As outsourcing becomes more popular the threat of industrial action by BT's IT staff suggests the issue will become as...

As outsourcing becomes more popular the threat of industrial action by BT's IT staff suggests the issue will become as contentious as company takeovers and private finance initiatives. Nick Huber reports

Last week's threat of strike action by BT staff over a major outsourcing deal with Computacenter could be the first of many, union leaders have warned.

A majority of the 377 BT workers set to transfer to Computacenter in the proposed £350m five-year deal for desktop services voted to strike. The Communication Workers Union, which represents staff in the telecoms and banking industry, said job security and pension rights were the key issues.

BT insisted that it has consulted its staff closely about the deal, particularly over Transfer of Undertakings/ Protection of Employment regulations which protect the pay and conditions of staff when a company is sold.

This week, however, following intensive negotiations between BT managers and union leaders, a compromise deal is being considered.

But whether or not BT workers strike over the deal outsourcing is set to become as contentious as private finance initiative deals or company takeovers.

The spectre of strike action comes as the outsourcing sector continues to grow robustly, despite the economic downturn and squeeze on company IT spending.

Analysts said the landmark dispute could encourage strike action over other outsourcing deals, if companies are complacent.

"It [the Computacenter/BT deal] shows that outsourcing is not always a done deal," said Ariel Bauer, director of technology research at Merrill Lynch.

"It would not be impossible to see future examples of IT staff going on strike over outsourcing deals," Bauer, said.

He added that the onus was on the outsourcing supplier to convince IT staff that a deal was in their best interests.

Fears over job security and a different work culture are common concerns for IT staff affected by outsourcing deals.

As Computer Weekly went to press the threat of strike action at BT appeared to have been averted.

A spokesman for Communication Workers Union said that BT had offered IT staff involved in the deal a revised employment package, including greater job security and mirrored pension rights.

BT will also defer the transfer of staff to Computacenter until later this month. Computacenter was unavailable for comment.

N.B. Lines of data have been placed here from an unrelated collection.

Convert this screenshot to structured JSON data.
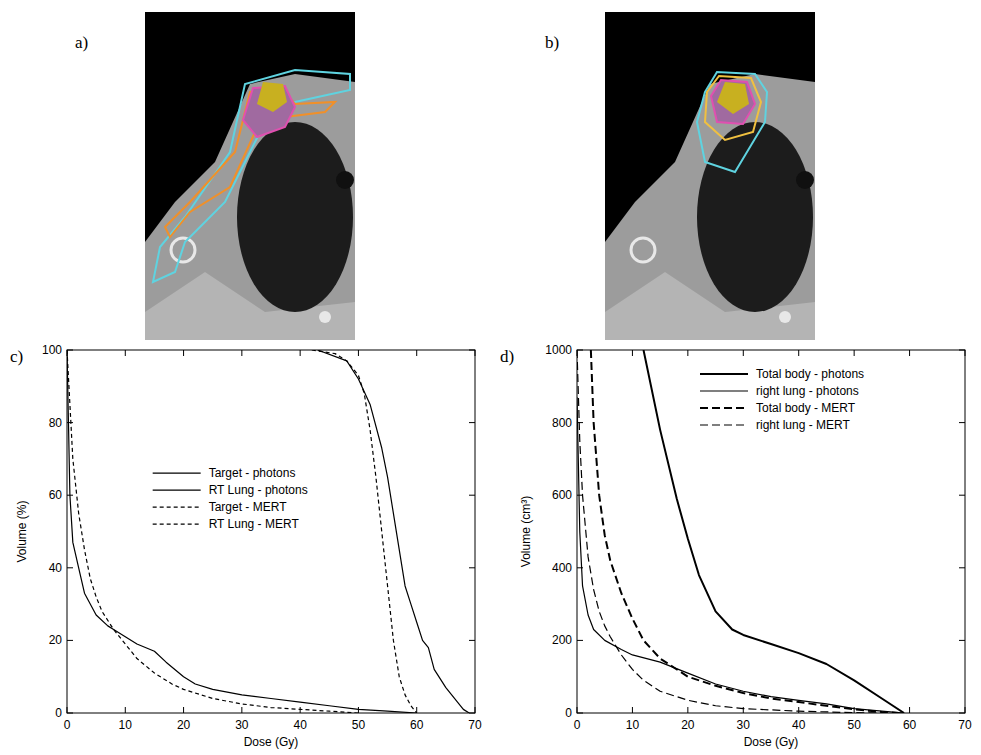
{
  "images": [
    {
      "label": "a)"
    },
    {
      "label": "b)"
    }
  ],
  "chart_data": [
    {
      "type": "line",
      "label": "c)",
      "x_label": "Dose (Gy)",
      "y_label": "Volume (%)",
      "xlim": [
        0,
        70
      ],
      "ylim": [
        0,
        100
      ],
      "xticks": [
        0,
        10,
        20,
        30,
        40,
        50,
        60,
        70
      ],
      "yticks": [
        0,
        20,
        40,
        60,
        80,
        100
      ],
      "legend": "center",
      "series": [
        {
          "name": "Target - photons",
          "color": "#000000",
          "line_style": "solid",
          "x": [
            43,
            48,
            50,
            52,
            54,
            55,
            56,
            57,
            58,
            59,
            60,
            61,
            62,
            63,
            65,
            67,
            68,
            69
          ],
          "values": [
            100,
            97,
            92,
            85,
            73,
            65,
            55,
            45,
            35,
            30,
            25,
            20,
            18,
            12,
            7,
            3,
            1,
            0
          ]
        },
        {
          "name": "RT Lung - photons",
          "color": "#000000",
          "line_style": "solid",
          "x": [
            0,
            0.5,
            1,
            2,
            3,
            5,
            7,
            8,
            10,
            12,
            15,
            17,
            20,
            22,
            25,
            30,
            35,
            40,
            45,
            50,
            55,
            60
          ],
          "values": [
            100,
            60,
            47,
            40,
            33,
            27,
            24,
            23,
            21,
            19,
            17,
            14,
            10,
            8,
            6.5,
            5,
            4,
            3,
            2,
            1,
            0.5,
            0
          ]
        },
        {
          "name": "Target - MERT",
          "color": "#000000",
          "line_style": "dashed",
          "x": [
            42,
            46,
            48,
            50,
            51,
            52,
            53,
            54,
            55,
            56,
            57,
            58,
            59,
            60
          ],
          "values": [
            100,
            99,
            97,
            93,
            88,
            78,
            65,
            50,
            35,
            20,
            10,
            5,
            2,
            0
          ]
        },
        {
          "name": "RT Lung - MERT",
          "color": "#000000",
          "line_style": "dashed",
          "x": [
            0,
            1,
            2,
            3,
            4,
            5,
            6,
            8,
            10,
            12,
            15,
            18,
            20,
            25,
            30,
            35,
            40,
            45,
            50
          ],
          "values": [
            100,
            70,
            55,
            45,
            37,
            32,
            28,
            23,
            19,
            15,
            11,
            8,
            6.5,
            4,
            2.5,
            1.5,
            1,
            0.5,
            0
          ]
        }
      ]
    },
    {
      "type": "line",
      "label": "d)",
      "x_label": "Dose (Gy)",
      "y_label": "Volume (cm³)",
      "xlim": [
        0,
        70
      ],
      "ylim": [
        0,
        1000
      ],
      "xticks": [
        0,
        10,
        20,
        30,
        40,
        50,
        60,
        70
      ],
      "yticks": [
        0,
        200,
        400,
        600,
        800,
        1000
      ],
      "legend": "upper right",
      "series": [
        {
          "name": "Total body - photons",
          "color": "#000000",
          "line_style": "solid",
          "x": [
            12,
            15,
            18,
            20,
            22,
            25,
            28,
            30,
            35,
            40,
            45,
            50,
            55,
            59
          ],
          "values": [
            1000,
            780,
            590,
            480,
            380,
            280,
            230,
            215,
            190,
            165,
            135,
            90,
            40,
            0
          ]
        },
        {
          "name": "right lung - photons",
          "color": "#000000",
          "line_style": "solid",
          "x": [
            0,
            0.5,
            1,
            2,
            3,
            5,
            8,
            10,
            15,
            20,
            25,
            30,
            35,
            40,
            45,
            50,
            55,
            59
          ],
          "values": [
            870,
            500,
            350,
            270,
            230,
            200,
            175,
            160,
            140,
            110,
            80,
            60,
            45,
            35,
            25,
            12,
            5,
            0
          ]
        },
        {
          "name": "Total body - MERT",
          "color": "#000000",
          "line_style": "dashed",
          "x": [
            2.5,
            3,
            4,
            5,
            6,
            8,
            10,
            12,
            15,
            20,
            25,
            30,
            35,
            40,
            45,
            50,
            55,
            58
          ],
          "values": [
            1000,
            800,
            600,
            490,
            420,
            330,
            260,
            200,
            150,
            100,
            75,
            55,
            40,
            30,
            20,
            10,
            3,
            0
          ]
        },
        {
          "name": "right lung - MERT",
          "color": "#000000",
          "line_style": "dashed",
          "x": [
            0,
            0.5,
            1,
            2,
            3,
            4,
            5,
            6,
            8,
            10,
            12,
            15,
            20,
            25,
            30,
            40,
            50,
            55
          ],
          "values": [
            1000,
            750,
            600,
            430,
            340,
            280,
            240,
            210,
            160,
            120,
            90,
            60,
            35,
            20,
            12,
            5,
            1,
            0
          ]
        }
      ]
    }
  ]
}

The Communication Workers Union will recommend that its members accept the new employment package, pending a consultation with members.

However, IT directors should not dismiss the BT/Computacenter dispute as a one-off.

As Ian Cuthbert, assistant secretary for the union, warned, "I believe future [outsourcing] deals could be faced with strike action. Outsourcing is becoming the growth industry for transferring people around."

How to avoid an outsourcing dispute
  • Accept that an outsourcing deal can be just as contentious as a company merger

  • Keep employees and union leaders informed about the proposed agreement from the start of negotiations - if staff are kept in the dark rumours damaging to the deal could flourish

  • Be prepared to delay the outsourcing deal if widespread staff concerns are not allayed.